Bitcoin ($BTC) continues its volatile journey. A recent analysis by crypto analyst Ali (@ali_charts) has spotlighted a pivotal price level: $111,600. Shared on November 8, 2025, via a Glassnode Cost Basis Distribution Heatmap, the chart reveals approximately 140,488 BTC accumulated at this range, marking it as a formidable resistance barrier. This concentration of tokens, where holders likely purchased, suggests a psychological and technical threshold that could dictate Bitcoin’s next move.
Implications of Breaking or Failing at this Key Level
The heatmap, spanning October to early November, illustrates Bitcoin’s price action against the cost basis of its supply. The $111,600 zone stands out with intense color gradients, indicating significant supply pressure. If Bitcoin breaks above this level with strong volume, it could trigger a cascade of buying, potentially pushing prices toward $120,000 as profit-taking turns into renewed demand. However, a failure to breach this resistance might see the price drop to the $99,000-$101,000 support zone, where holders may reload their positions.

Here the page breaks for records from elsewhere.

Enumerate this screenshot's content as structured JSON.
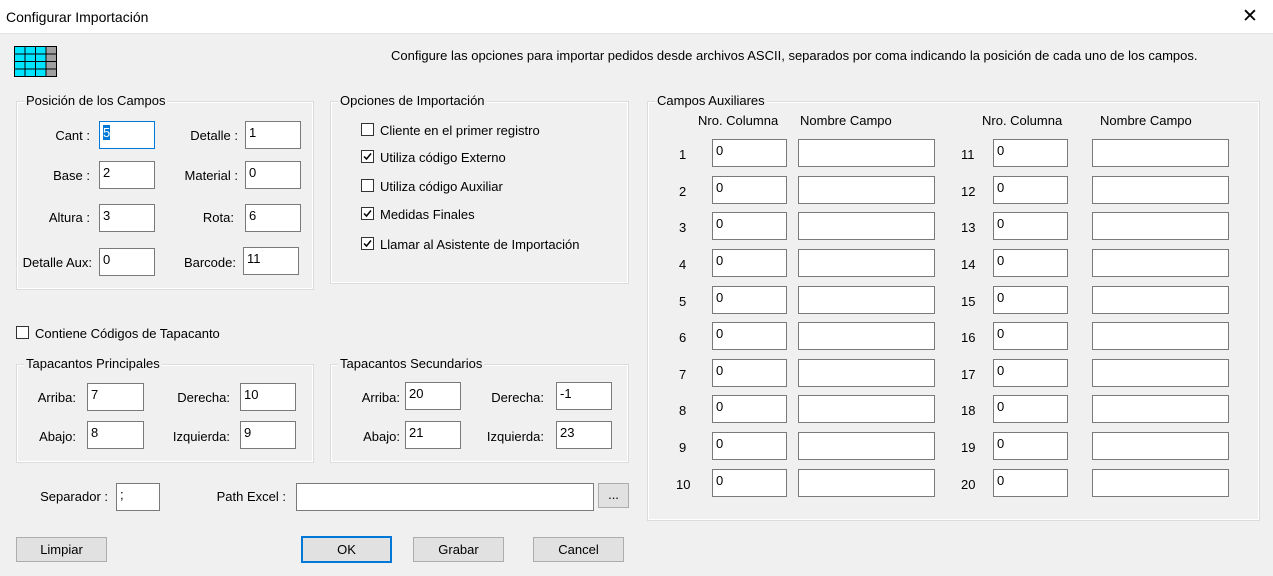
{
  "window": {
    "title": "Configurar Importación",
    "close_glyph": "✕"
  },
  "description": "Configure las opciones para importar pedidos desde archivos ASCII, separados por coma indicando la posición de cada uno de los campos.",
  "icon": "grid-table-icon",
  "colors": {
    "accent": "#0078d7",
    "icon_cyan": "#00e5ff",
    "icon_gray": "#a0a0a0"
  },
  "posicion": {
    "title": "Posición de los Campos",
    "cant_label": "Cant :",
    "cant_value": "5",
    "detalle_label": "Detalle :",
    "detalle_value": "1",
    "base_label": "Base :",
    "base_value": "2",
    "material_label": "Material :",
    "material_value": "0",
    "altura_label": "Altura :",
    "altura_value": "3",
    "rota_label": "Rota:",
    "rota_value": "6",
    "detalle_aux_label": "Detalle Aux:",
    "detalle_aux_value": "0",
    "barcode_label": "Barcode:",
    "barcode_value": "11"
  },
  "opciones": {
    "title": "Opciones de Importación",
    "items": [
      {
        "label": "Cliente en el primer registro",
        "checked": false
      },
      {
        "label": "Utiliza código Externo",
        "checked": true
      },
      {
        "label": "Utiliza código Auxiliar",
        "checked": false
      },
      {
        "label": "Medidas Finales",
        "checked": true
      },
      {
        "label": "Llamar al Asistente de Importación",
        "checked": true
      }
    ]
  },
  "contiene": {
    "label": "Contiene Códigos de Tapacanto",
    "checked": false
  },
  "tap_principales": {
    "title": "Tapacantos Principales",
    "arriba_label": "Arriba:",
    "arriba_value": "7",
    "derecha_label": "Derecha:",
    "derecha_value": "10",
    "abajo_label": "Abajo:",
    "abajo_value": "8",
    "izquierda_label": "Izquierda:",
    "izquierda_value": "9"
  },
  "tap_secundarios": {
    "title": "Tapacantos Secundarios",
    "arriba_label": "Arriba:",
    "arriba_value": "20",
    "derecha_label": "Derecha:",
    "derecha_value": "-1",
    "abajo_label": "Abajo:",
    "abajo_value": "21",
    "izquierda_label": "Izquierda:",
    "izquierda_value": "23"
  },
  "separador": {
    "label": "Separador :",
    "value": ";"
  },
  "path_excel": {
    "label": "Path Excel :",
    "value": "",
    "browse_label": "..."
  },
  "auxiliares": {
    "title": "Campos Auxiliares",
    "col_header": "Nro. Columna",
    "name_header": "Nombre Campo",
    "rows_left": [
      {
        "num": "1",
        "col": "0",
        "name": ""
      },
      {
        "num": "2",
        "col": "0",
        "name": ""
      },
      {
        "num": "3",
        "col": "0",
        "name": ""
      },
      {
        "num": "4",
        "col": "0",
        "name": ""
      },
      {
        "num": "5",
        "col": "0",
        "name": ""
      },
      {
        "num": "6",
        "col": "0",
        "name": ""
      },
      {
        "num": "7",
        "col": "0",
        "name": ""
      },
      {
        "num": "8",
        "col": "0",
        "name": ""
      },
      {
        "num": "9",
        "col": "0",
        "name": ""
      },
      {
        "num": "10",
        "col": "0",
        "name": ""
      }
    ],
    "rows_right": [
      {
        "num": "11",
        "col": "0",
        "name": ""
      },
      {
        "num": "12",
        "col": "0",
        "name": ""
      },
      {
        "num": "13",
        "col": "0",
        "name": ""
      },
      {
        "num": "14",
        "col": "0",
        "name": ""
      },
      {
        "num": "15",
        "col": "0",
        "name": ""
      },
      {
        "num": "16",
        "col": "0",
        "name": ""
      },
      {
        "num": "17",
        "col": "0",
        "name": ""
      },
      {
        "num": "18",
        "col": "0",
        "name": ""
      },
      {
        "num": "19",
        "col": "0",
        "name": ""
      },
      {
        "num": "20",
        "col": "0",
        "name": ""
      }
    ]
  },
  "buttons": {
    "limpiar": "Limpiar",
    "ok": "OK",
    "grabar": "Grabar",
    "cancel": "Cancel"
  }
}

Watch the $111,600 zone on Bitcoin $BTC closely! About 140,488 tokens were piled up there, making it a strong resistance barrier. pic.twitter.com/SRdnN2JL0i
— Ali (@ali_charts) November 8, 2025
Monitoring Volume and ETF Flows for Confirmations
Market sentiment is mixed. Some analysts view this as a “memory wall,” where past cost bases influence future trends, while others caution that thin liquidity and fading whale activity could render the barrier less formidable unless buyers step up. The upcoming days will be crucial, with the daily close above $111,600 serving as a key indicator. Traders are advised to watch for volume spikes and ETF inflows, which could fuel a breakout, or a rejection that reignites bearish momentum.
The crypto community debates; this resistance zone underscores Bitcoin’s ongoing tug-of-war between bulls and bears. Whether it becomes a launchpad or a stumbling block, the $111,600 level is one to watch closely in the coming sessions.